Les étapes d’une intervention en cas de catastrophe sont similaires à celles lors de conflits armés, explique Darnell Barkman. Il faut d’abord un cessez-le-feu, puis évaluer la situation, nettoyer les dégâts et reconstruire.
En novembre 2021, la région entourant Yarrow a été inondée par des pluies excessives. La digue s’est ensuite rompue, coupant alors la ville des axes de transport.
Pendant un certain temps, les églises de Yarrow ont été des cellules d’intervention en cas de catastrophe. Les pasteurs avaient des contacts avec les gens et les églises avaient de l’espace. Des partenaires comme le Mennonite Central Committee et le Mennonite Disaster Services avaient leur expertise à partager.

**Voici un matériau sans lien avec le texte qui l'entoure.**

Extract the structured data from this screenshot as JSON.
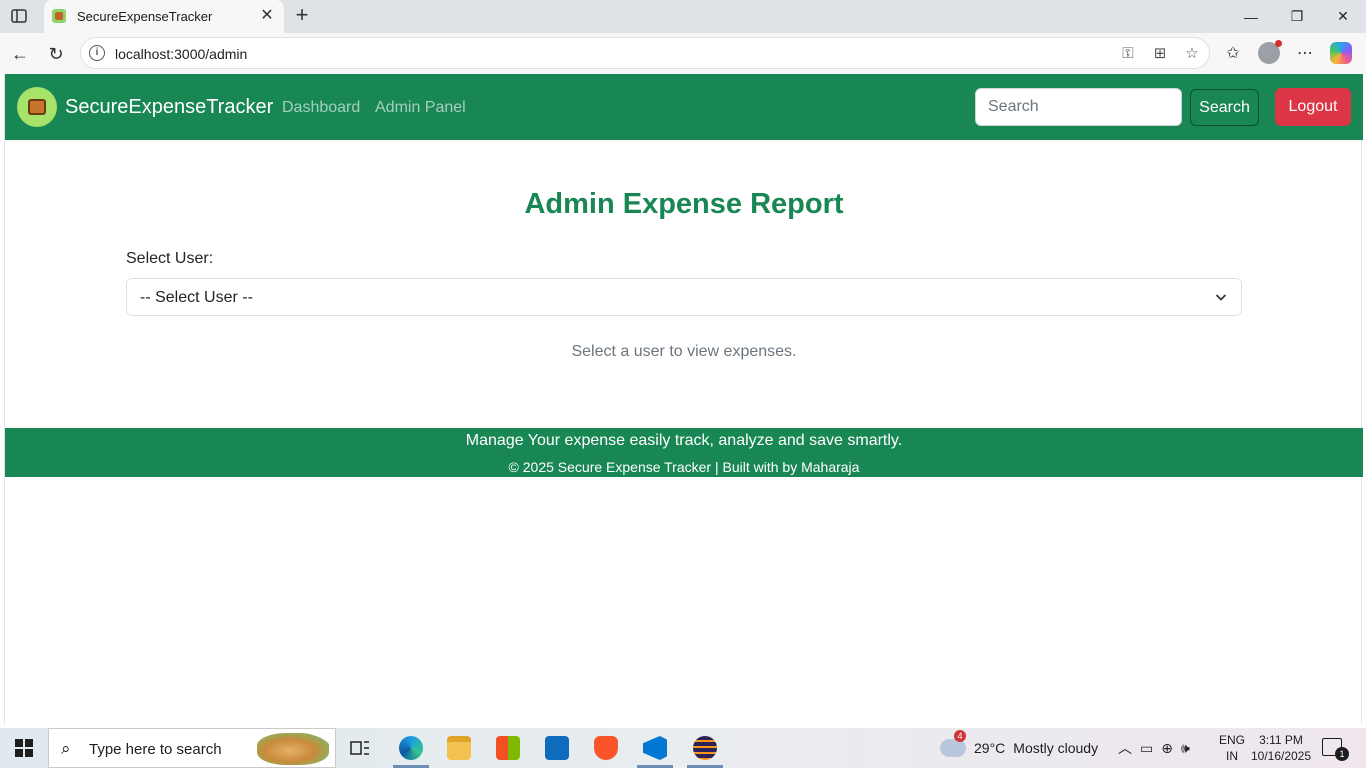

Dans ces moments-là, l’église peut jouer un rôle sans pareil, dit Darnell Barkman. « Nous existons au milieu de la diversité et des différences. Nous sommes ensemble grâce à l’amour de Dieu et nous sommes prêts à servir parce que cela fait partie de notre identité ».
« Différents dons au sein de l’assemblée sont entrés en jeu », explique Josh Kraubner, pasteur de l’église Yarrow Mennonite Brethren (MB). Certains cuisinent, d’autres font de la manutention, d’autres encore passent des coups de fil, d’autres ont des outils et des équipements, d’autres enfin ont une capacité d’organisation qui leur permet d’avoir une vue d’ensemble de la situation.

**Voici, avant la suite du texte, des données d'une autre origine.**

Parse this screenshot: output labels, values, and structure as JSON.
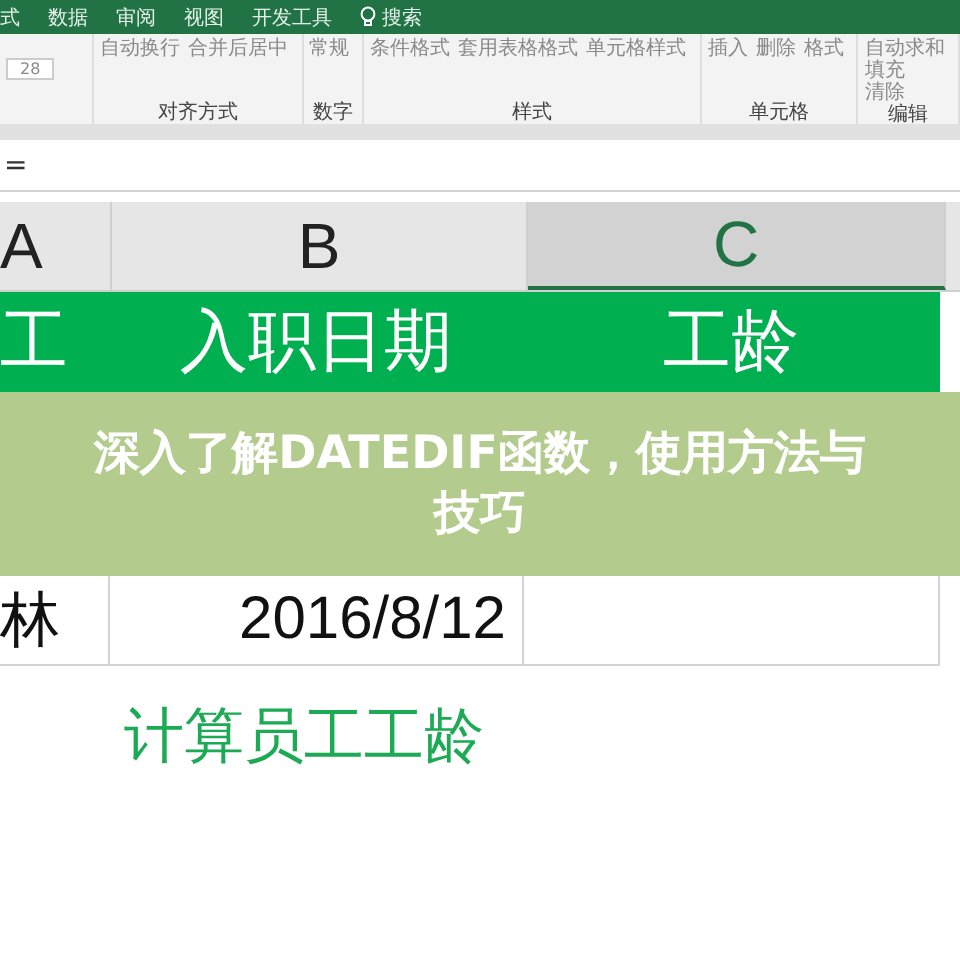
{
  "ribbon_tabs": [
    {
      "label": "式",
      "selected": false
    },
    {
      "label": "数据",
      "selected": false
    },
    {
      "label": "审阅",
      "selected": false
    },
    {
      "label": "视图",
      "selected": false
    },
    {
      "label": "开发工具",
      "selected": false
    }
  ],
  "search": {
    "label": "搜索"
  },
  "ribbon": {
    "font_size": "28",
    "groups": [
      {
        "label": "对齐方式",
        "kind": "buttons",
        "items": [
          "自动换行",
          "合并后居中"
        ]
      },
      {
        "label": "数字",
        "kind": "buttons",
        "items": [
          "常规"
        ]
      },
      {
        "label": "样式",
        "kind": "buttons",
        "items": [
          "条件格式",
          "套用表格格式",
          "单元格样式"
        ]
      },
      {
        "label": "单元格",
        "kind": "buttons",
        "items": [
          "插入",
          "删除",
          "格式"
        ]
      },
      {
        "label": "编辑",
        "kind": "stack",
        "items": [
          "自动求和",
          "填充",
          "清除"
        ]
      }
    ]
  },
  "formula_bar": {
    "content": "="
  },
  "columns": [
    {
      "label": "A",
      "selected": false
    },
    {
      "label": "B",
      "selected": false
    },
    {
      "label": "C",
      "selected": true
    }
  ],
  "rows": [
    {
      "kind": "header",
      "cells": [
        "工",
        "入职日期",
        "工龄"
      ]
    },
    {
      "kind": "data",
      "cells": [
        "林",
        "2016/8/12"
      ]
    }
  ],
  "caption": "计算员工工龄",
  "banner": "深入了解DATEDIF函数，使用方法与技巧"
}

Le principe directeur de Darnell Barkman au milieu de la crise était « la structure minimale viable ». Lorsque les gens ont eu besoin de sacs de sable, le terrain de l’église mennonite a servi d’endroit pour les remplir. Plus tard, lorsque les gens ont eu besoin d’un endroit pour se débarrasser de leurs biens abîmés lors des opérations de nettoyage, le parking de l’église mennonite est devenu une station de transfert. Grâce à un panneau en contreplaqué portant la mention « Déchargez ici » et à un peu de supervision, la communauté a évité des dizaines de trajets vers une décharge lointaine.
Les autorités municipales ont fait confiance à l’équipe de pasteurs pour organiser les choses au sein de la communauté.

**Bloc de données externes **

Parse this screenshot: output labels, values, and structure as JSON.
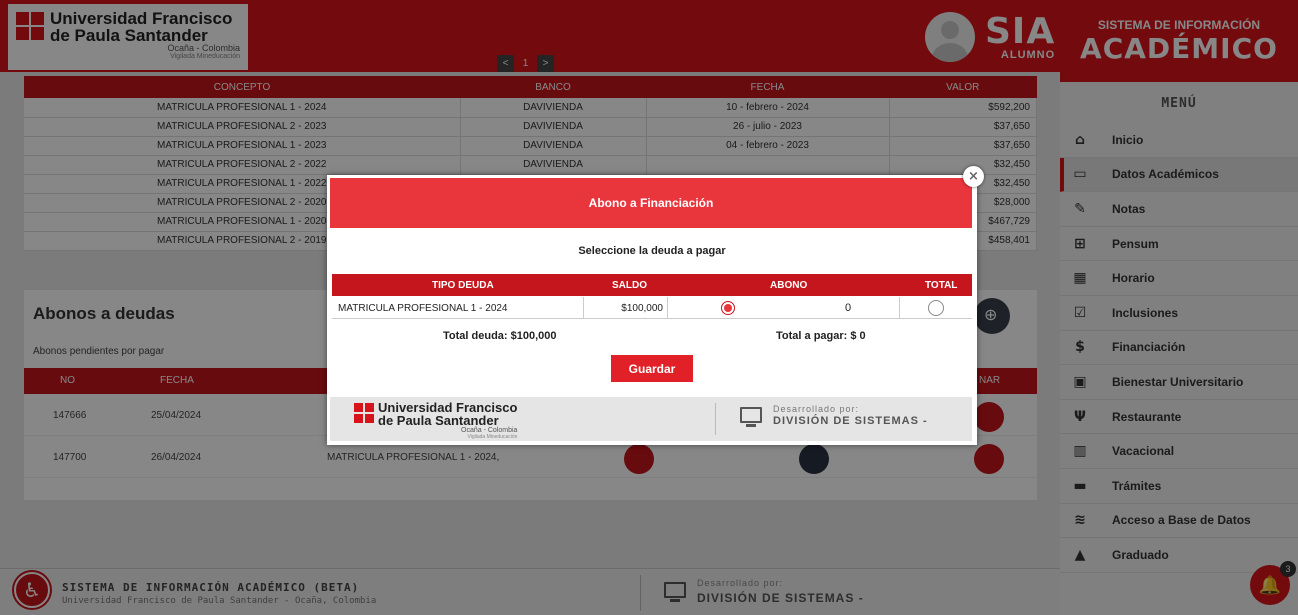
{
  "header": {
    "university_line1": "Universidad Francisco",
    "university_line2": "de Paula Santander",
    "university_city": "Ocaña - Colombia",
    "university_vigilada": "Vigilada Mineducación",
    "sia_title": "SIA",
    "sia_role": "ALUMNO"
  },
  "pager": {
    "prev": "<",
    "current": "1",
    "next": ">"
  },
  "payments_table": {
    "columns": [
      "CONCEPTO",
      "BANCO",
      "FECHA",
      "VALOR"
    ],
    "rows": [
      [
        "MATRICULA PROFESIONAL 1 - 2024",
        "DAVIVIENDA",
        "10 - febrero - 2024",
        "$592,200"
      ],
      [
        "MATRICULA PROFESIONAL 2 - 2023",
        "DAVIVIENDA",
        "26 - julio - 2023",
        "$37,650"
      ],
      [
        "MATRICULA PROFESIONAL 1 - 2023",
        "DAVIVIENDA",
        "04 - febrero - 2023",
        "$37,650"
      ],
      [
        "MATRICULA PROFESIONAL 2 - 2022",
        "DAVIVIENDA",
        "",
        "$32,450"
      ],
      [
        "MATRICULA PROFESIONAL 1 - 2022",
        "",
        "",
        "$32,450"
      ],
      [
        "MATRICULA PROFESIONAL 2 - 2020",
        "",
        "",
        "$28,000"
      ],
      [
        "MATRICULA PROFESIONAL 1 - 2020",
        "",
        "",
        "$467,729"
      ],
      [
        "MATRICULA PROFESIONAL 2 - 2019",
        "",
        "",
        "$458,401"
      ]
    ]
  },
  "abonos": {
    "title": "Abonos a deudas",
    "subtitle": "Abonos pendientes por pagar",
    "columns": {
      "no": "NO",
      "fecha": "FECHA",
      "eliminar": "NAR"
    },
    "rows": [
      {
        "no": "147666",
        "fecha": "25/04/2024",
        "concepto": ""
      },
      {
        "no": "147700",
        "fecha": "26/04/2024",
        "concepto": "MATRICULA PROFESIONAL 1 - 2024,"
      }
    ]
  },
  "footer": {
    "system": "SISTEMA DE INFORMACIÓN ACADÉMICO (BETA)",
    "university": "Universidad Francisco de Paula Santander - Ocaña, Colombia",
    "developed_by": "Desarrollado por:",
    "division": "DIVISIÓN DE SISTEMAS -"
  },
  "sidebar": {
    "top_line1": "SISTEMA DE INFORMACIÓN",
    "top_line2": "ACADÉMICO",
    "menu_title": "MENÚ",
    "items": [
      {
        "label": "Inicio",
        "icon": "home-icon",
        "glyph": "⌂"
      },
      {
        "label": "Datos Académicos",
        "icon": "card-icon",
        "glyph": "▭"
      },
      {
        "label": "Notas",
        "icon": "notes-icon",
        "glyph": "✎"
      },
      {
        "label": "Pensum",
        "icon": "sitemap-icon",
        "glyph": "⊞"
      },
      {
        "label": "Horario",
        "icon": "calendar-icon",
        "glyph": "▦"
      },
      {
        "label": "Inclusiones",
        "icon": "checkbox-icon",
        "glyph": "☑"
      },
      {
        "label": "Financiación",
        "icon": "dollar-icon",
        "glyph": "$"
      },
      {
        "label": "Bienestar Universitario",
        "icon": "briefcase-icon",
        "glyph": "▣"
      },
      {
        "label": "Restaurante",
        "icon": "utensils-icon",
        "glyph": "Ψ"
      },
      {
        "label": "Vacacional",
        "icon": "books-icon",
        "glyph": "▥"
      },
      {
        "label": "Trámites",
        "icon": "folder-icon",
        "glyph": "▬"
      },
      {
        "label": "Acceso a Base de Datos",
        "icon": "database-icon",
        "glyph": "≋"
      },
      {
        "label": "Graduado",
        "icon": "graduation-icon",
        "glyph": "▲"
      }
    ],
    "notification_count": "3"
  },
  "modal": {
    "title": "Abono a Financiación",
    "close": "×",
    "subtitle": "Seleccione la deuda a pagar",
    "columns": {
      "tipo": "TIPO DEUDA",
      "saldo": "SALDO",
      "abono": "ABONO",
      "total": "TOTAL"
    },
    "row": {
      "tipo": "MATRICULA PROFESIONAL 1 - 2024",
      "saldo": "$100,000",
      "abono_value": "0"
    },
    "total_deuda": "Total deuda: $100,000",
    "total_pagar": "Total a pagar: $ 0",
    "save_label": "Guardar",
    "footer_developed_by": "Desarrollado por:",
    "footer_division": "DIVISIÓN DE SISTEMAS -"
  },
  "accessibility_icon": "accessibility-icon",
  "colors": {
    "brand_red": "#d7141c",
    "modal_header": "#e9363d",
    "table_header": "#c4161c"
  }
}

« C’est vraiment formidable ! », se souvient Josh Kraubner en évoquant la cuisine de l’église MB remplie de gens qui servaient côte à côte : des dames de l’église mennonite, de l’église réformée, de l’église de l’Alliance et des bénévoles de l’assemblée d’accueil. « Nous pouvons mettre de côté nos petites différences pour servir nos voisins ».
Ê un moment donné, la collaboration inter-églises ad hoc a été tellement inondée de bénévoles qu’elle a dû refuser des personnes ou les diriger vers d’autres organisations qui n’étaient pas reliées à des réseaux d’églises.
Après l’inondation, certains membres de la communauté voient l’église différemment.
« Lorsque l’Église s’engage avec d’autres organisations non confessionnelles dans le développement communautaire, la communauté a l’occasion de voir un groupe de voisins travailler à l’amélioration de la communauté et l’Église y participer », explique Darnell Barkman. « Cela a permis d’éliminer certaines dynamiques de pouvoir… Nous étions aux côtés de tout le monde ».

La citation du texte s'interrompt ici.